I think the resources expended by modern police forces on controlling or even closing down public congregations or rallies are the perfect testament to the continuation of this attitude. Surely the apparatus of state should exist not to control or oppress it's people but simply to, as the motto goes, 'Serve and Protect' them. Instead of baton charging climate change protesters, who's concern is for the well being of mankind, they should instead spend their time pursuing thieves and murderers. Instead of alienating positive members of society and in turn reducing their willingness to help or care when the state needs their support. All conclusions point to the abuse of the power which has supposedly been 'democratically' handed to them.
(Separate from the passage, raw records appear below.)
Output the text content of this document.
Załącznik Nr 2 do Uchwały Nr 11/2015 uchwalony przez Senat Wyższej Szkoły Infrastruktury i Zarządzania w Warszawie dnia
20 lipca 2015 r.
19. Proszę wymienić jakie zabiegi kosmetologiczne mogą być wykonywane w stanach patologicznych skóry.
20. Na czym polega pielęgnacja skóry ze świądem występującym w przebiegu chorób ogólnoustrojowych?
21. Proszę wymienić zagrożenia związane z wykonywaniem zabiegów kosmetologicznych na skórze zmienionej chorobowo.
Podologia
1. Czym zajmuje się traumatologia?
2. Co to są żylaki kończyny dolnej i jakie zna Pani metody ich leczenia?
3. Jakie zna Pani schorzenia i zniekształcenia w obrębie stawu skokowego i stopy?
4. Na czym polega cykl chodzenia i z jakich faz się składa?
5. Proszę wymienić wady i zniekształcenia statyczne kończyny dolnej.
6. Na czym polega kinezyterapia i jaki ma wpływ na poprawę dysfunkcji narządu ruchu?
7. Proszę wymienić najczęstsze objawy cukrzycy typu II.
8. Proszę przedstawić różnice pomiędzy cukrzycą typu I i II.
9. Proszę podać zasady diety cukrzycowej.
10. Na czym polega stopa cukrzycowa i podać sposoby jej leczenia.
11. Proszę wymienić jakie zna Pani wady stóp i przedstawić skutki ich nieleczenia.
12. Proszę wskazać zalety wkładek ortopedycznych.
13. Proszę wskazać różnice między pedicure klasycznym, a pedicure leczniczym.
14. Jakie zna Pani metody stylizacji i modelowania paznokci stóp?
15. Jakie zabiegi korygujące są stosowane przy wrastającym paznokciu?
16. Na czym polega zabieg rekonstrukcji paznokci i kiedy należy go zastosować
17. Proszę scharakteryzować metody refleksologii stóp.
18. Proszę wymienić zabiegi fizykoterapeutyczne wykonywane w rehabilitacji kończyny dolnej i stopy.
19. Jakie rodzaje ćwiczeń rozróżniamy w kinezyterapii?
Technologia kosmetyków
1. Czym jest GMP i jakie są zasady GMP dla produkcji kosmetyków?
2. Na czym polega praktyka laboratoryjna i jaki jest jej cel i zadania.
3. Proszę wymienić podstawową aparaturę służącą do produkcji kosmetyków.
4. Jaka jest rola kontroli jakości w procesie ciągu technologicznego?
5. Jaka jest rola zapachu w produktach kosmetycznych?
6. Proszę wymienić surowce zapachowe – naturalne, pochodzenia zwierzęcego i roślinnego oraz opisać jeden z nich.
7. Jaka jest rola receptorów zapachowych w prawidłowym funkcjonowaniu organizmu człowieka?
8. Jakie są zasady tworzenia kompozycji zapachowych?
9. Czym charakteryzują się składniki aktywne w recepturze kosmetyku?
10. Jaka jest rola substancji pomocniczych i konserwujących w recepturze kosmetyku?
Even speeding fines, when an individual is clocked going 31mph down a completely empty road in the middle of the night, serve only to alienate again, and the clear profit made by the government from them (each local council has to 'rent' cameras from the government) a clear indicator that they are not put there for our wellbeing. Even if they are they hardly work. Who can say themselves they haven't had at least one instance of the government essentially thrusting two fingers in their face for no kind of crime any of us would consider a real one?
Why western governments still feel the insatiable need to operate under these clandestine conditions against a generally well-meaning, good natured, hard working populace mystifies me. I think more than any other factor, it is the 'state' that has created criminals, and it uses them as an excuse to control the rest of us. They have made it so that socialising in any large group is a crime. Add to it Identity cards, endless CCTV, rafts of new and absurd minor offenses, obscene political correctness and an unhealthy fear of a media under corporate control and it's a wonder they haven't pushed us into complete political cynicism and a loathing of all authoratarian bodies.